The actors wore specialized jumpsuits, headsets with two tiny high-definition cameras sticking out in front of them, and 138 dots of makeup on their face, which computer animators studied to digitally "connect the dots" on-screen, creating four turtles that walked, talked and smirked like regular folk.
"We want you to see them talk, and feel like the words are really coming out of their mouths," says producer Andrew Form.

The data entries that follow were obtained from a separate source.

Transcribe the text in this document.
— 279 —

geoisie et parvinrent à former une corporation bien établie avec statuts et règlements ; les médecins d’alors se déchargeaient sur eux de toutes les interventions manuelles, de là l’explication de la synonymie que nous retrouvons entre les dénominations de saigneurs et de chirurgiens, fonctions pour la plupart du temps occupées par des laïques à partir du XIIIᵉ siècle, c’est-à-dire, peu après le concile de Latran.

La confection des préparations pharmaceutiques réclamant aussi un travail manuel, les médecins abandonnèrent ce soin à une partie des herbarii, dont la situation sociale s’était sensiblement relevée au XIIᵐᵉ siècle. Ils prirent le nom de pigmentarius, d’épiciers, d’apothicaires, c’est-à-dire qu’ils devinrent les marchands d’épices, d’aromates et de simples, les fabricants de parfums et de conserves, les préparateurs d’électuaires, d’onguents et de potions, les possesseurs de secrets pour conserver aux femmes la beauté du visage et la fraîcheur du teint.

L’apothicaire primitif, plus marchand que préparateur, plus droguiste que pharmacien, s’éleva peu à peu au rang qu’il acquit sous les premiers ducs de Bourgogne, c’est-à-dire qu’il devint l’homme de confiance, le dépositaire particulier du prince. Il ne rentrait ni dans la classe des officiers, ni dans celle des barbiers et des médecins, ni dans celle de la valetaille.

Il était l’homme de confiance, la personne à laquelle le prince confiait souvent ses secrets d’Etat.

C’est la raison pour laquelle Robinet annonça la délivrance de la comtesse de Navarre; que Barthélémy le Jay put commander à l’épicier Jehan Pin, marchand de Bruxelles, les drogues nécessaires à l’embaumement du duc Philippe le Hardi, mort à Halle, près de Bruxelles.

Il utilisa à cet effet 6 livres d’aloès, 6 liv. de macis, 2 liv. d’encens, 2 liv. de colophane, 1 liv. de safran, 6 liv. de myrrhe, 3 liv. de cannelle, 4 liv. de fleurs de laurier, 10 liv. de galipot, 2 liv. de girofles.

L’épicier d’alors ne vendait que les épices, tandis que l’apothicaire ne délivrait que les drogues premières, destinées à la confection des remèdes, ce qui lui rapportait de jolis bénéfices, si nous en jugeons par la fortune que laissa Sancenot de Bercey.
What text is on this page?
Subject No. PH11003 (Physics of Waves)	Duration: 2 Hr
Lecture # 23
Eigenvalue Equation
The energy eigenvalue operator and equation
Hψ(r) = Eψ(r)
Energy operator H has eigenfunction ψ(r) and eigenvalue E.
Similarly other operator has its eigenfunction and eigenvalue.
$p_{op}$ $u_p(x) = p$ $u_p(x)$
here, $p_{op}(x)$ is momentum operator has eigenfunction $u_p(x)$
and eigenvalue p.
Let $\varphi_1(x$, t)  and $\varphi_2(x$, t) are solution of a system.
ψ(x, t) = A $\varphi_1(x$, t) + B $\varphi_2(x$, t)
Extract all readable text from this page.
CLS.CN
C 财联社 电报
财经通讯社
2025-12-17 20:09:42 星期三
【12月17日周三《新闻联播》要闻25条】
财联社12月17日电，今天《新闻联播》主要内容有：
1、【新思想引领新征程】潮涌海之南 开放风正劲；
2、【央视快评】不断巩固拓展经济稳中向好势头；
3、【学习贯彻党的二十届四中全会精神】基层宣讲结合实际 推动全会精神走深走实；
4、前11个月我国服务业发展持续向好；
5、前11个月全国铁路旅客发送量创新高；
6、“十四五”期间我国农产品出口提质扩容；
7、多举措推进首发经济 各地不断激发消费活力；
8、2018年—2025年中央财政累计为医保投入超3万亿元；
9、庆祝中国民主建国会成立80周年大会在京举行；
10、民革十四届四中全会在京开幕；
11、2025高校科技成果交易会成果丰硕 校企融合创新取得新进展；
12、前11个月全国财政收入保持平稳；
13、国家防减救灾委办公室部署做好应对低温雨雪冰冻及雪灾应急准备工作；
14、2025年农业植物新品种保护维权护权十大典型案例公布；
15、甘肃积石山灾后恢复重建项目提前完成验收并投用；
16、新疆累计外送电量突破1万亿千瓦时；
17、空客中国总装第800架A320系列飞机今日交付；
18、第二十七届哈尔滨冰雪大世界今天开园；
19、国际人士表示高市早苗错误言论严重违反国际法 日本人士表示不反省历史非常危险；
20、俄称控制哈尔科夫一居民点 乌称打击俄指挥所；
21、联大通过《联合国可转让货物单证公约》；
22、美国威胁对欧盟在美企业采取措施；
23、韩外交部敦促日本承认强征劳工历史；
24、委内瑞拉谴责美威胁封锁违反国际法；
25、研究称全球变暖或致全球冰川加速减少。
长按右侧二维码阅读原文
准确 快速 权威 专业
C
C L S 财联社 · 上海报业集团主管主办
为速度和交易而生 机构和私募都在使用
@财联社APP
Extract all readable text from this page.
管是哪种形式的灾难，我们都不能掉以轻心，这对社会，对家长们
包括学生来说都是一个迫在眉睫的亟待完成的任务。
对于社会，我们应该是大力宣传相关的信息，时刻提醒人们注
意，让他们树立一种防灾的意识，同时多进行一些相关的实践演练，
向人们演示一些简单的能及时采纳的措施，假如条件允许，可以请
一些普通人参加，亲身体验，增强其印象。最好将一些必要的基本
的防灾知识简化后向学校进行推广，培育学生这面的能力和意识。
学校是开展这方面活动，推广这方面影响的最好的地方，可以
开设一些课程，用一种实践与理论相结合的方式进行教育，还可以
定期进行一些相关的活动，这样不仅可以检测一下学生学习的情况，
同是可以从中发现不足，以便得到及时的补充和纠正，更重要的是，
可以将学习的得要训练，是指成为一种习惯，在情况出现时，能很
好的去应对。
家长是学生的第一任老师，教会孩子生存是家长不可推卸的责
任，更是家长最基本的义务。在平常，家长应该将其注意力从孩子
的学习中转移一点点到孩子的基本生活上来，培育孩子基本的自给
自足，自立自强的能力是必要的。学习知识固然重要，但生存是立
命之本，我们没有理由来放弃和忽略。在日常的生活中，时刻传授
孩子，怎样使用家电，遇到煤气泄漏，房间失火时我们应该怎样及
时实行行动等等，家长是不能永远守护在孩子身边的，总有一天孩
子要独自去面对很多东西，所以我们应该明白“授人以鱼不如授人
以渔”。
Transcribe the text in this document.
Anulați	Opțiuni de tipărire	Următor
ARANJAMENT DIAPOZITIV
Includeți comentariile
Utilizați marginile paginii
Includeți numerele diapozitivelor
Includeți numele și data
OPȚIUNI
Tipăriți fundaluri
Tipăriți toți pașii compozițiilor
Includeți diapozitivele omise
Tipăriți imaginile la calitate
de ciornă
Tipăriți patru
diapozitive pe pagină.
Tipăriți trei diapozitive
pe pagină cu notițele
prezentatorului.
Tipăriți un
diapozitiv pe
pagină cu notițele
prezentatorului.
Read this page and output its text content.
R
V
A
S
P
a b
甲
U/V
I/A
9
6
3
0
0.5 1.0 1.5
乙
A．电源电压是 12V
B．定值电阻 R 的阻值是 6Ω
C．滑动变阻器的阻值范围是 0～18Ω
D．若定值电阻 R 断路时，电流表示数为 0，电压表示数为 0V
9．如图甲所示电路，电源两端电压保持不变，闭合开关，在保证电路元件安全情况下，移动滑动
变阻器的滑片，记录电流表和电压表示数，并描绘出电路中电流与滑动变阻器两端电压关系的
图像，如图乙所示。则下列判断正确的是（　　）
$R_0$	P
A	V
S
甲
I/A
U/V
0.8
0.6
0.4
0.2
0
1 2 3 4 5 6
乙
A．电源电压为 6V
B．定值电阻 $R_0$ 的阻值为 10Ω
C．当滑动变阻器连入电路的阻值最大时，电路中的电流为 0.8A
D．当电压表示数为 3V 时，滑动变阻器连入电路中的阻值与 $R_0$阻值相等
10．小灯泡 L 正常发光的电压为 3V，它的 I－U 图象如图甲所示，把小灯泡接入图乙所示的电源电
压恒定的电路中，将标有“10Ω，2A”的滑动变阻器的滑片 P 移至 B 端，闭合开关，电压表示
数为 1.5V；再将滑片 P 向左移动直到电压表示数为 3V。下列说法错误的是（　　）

Films like "Avatar" and the recent "Planet of the Apes" epics used similar methods, but the latest mo-cap advances allowed "TMNT" animators to edit together different takes, enhancing the smallest of muscle movements, like around lips and eyes.
"There's a thin line between an honest smile and a wince," says Helman. "If you have an animal showing his teeth, it could be interpreted as happy . . . or violent."
Turtles and table tennis
The "turtle" actors also donned headpieces with two ping-pong balls perched above their heads, whenever they shot scenes with non-turtle characters, like Fox or Arnett. That's because the turtles -- once digitally created -- appear larger on-screen than the humans around them.
"Actors are used to looking at each other," says Form. But if Fox or Arnett looked at a "turtle" actor face-to-face during shooting, he explained, "it would look like they were staring at Leonardo's chin" in the final product.
For an actor, it takes some getting used to, but "Fox, in particular, was a pro," says Form. (The actress has appeared in several of Bay's "Transformers" films, chock-full of mo-cap and other special effects.)
The film was shot last year at sites in and around New York City, including Manhattan's Cipriani restaurant, the Guggenheim Estate in Sands Point and Big Tupper Ski Area in the Adirondacks.
Such locations add a certain grandeur to the film, says Liebesman, but at its heart this is a story about family.
"They're a normal family," he says. "They just happen to be turtles, whose father just happens to be a rat."
Rrrrrrrriiiiiight.
No worries if you're unfamiliar with this tale. The rat (named Splinter, and voiced by Tony Shalhoub), the turtles and how they came to be is all explained for newbies in the audience.
Yes, it's a crazy crisscrossing of ethnicities, species and surfer-dude dialect.
The original comic was a parody and "the title was meant to be a joke, but the chemistry just works -- hence, the 30-year franchise," says Gene Grillo, an Emmy-winning animation writer and Queens native. "It's kind of a four-way bromance . . . and it's just plain funny."
"With today's superhero movies, you have to bring a level of action that wasn't possible before," says Liebesman. "So we're trying to meld those two elements -- have a huge scope, but have the charm and humor of the first movie. After all, that was one of its hugest assets."
How the Turtles evolved
1984: Kevin Eastman and Peter Laird's "Teenage Mutant Ninja Turtles" comic book (in black and white, with four heroes improbably named after Italian Renaissance artists) premieres at a comic book convention in Portsmouth, N.H.
1987: The animated series debuts, running through 1996, and introducing different color masks: blue (Leonardo), orange (Michelangelo), purple (Donatello) and red (Raphael).
1990: The first live-action film premieres, earning $200 million worldwide. Two sequels soon follow.
1997: "Ninja Turtles: The Next Mutation," a short-lived live-action TV series, introduces a fifth turtle -- a female named Venus de Milo.
2003: A new animated version runs through 2009.
2007: A CG- animated feature film hits.
2012: Yet another animated series. The foursome (plus pal April) are still running on Nickelodeon.
2014: Paramount's turtleganza hits theaters Aug. 8, plus a new documentary, "Turtle Power," on the history of TMNT, debuts on DVD, VOD and Digital HD on Aug. 12.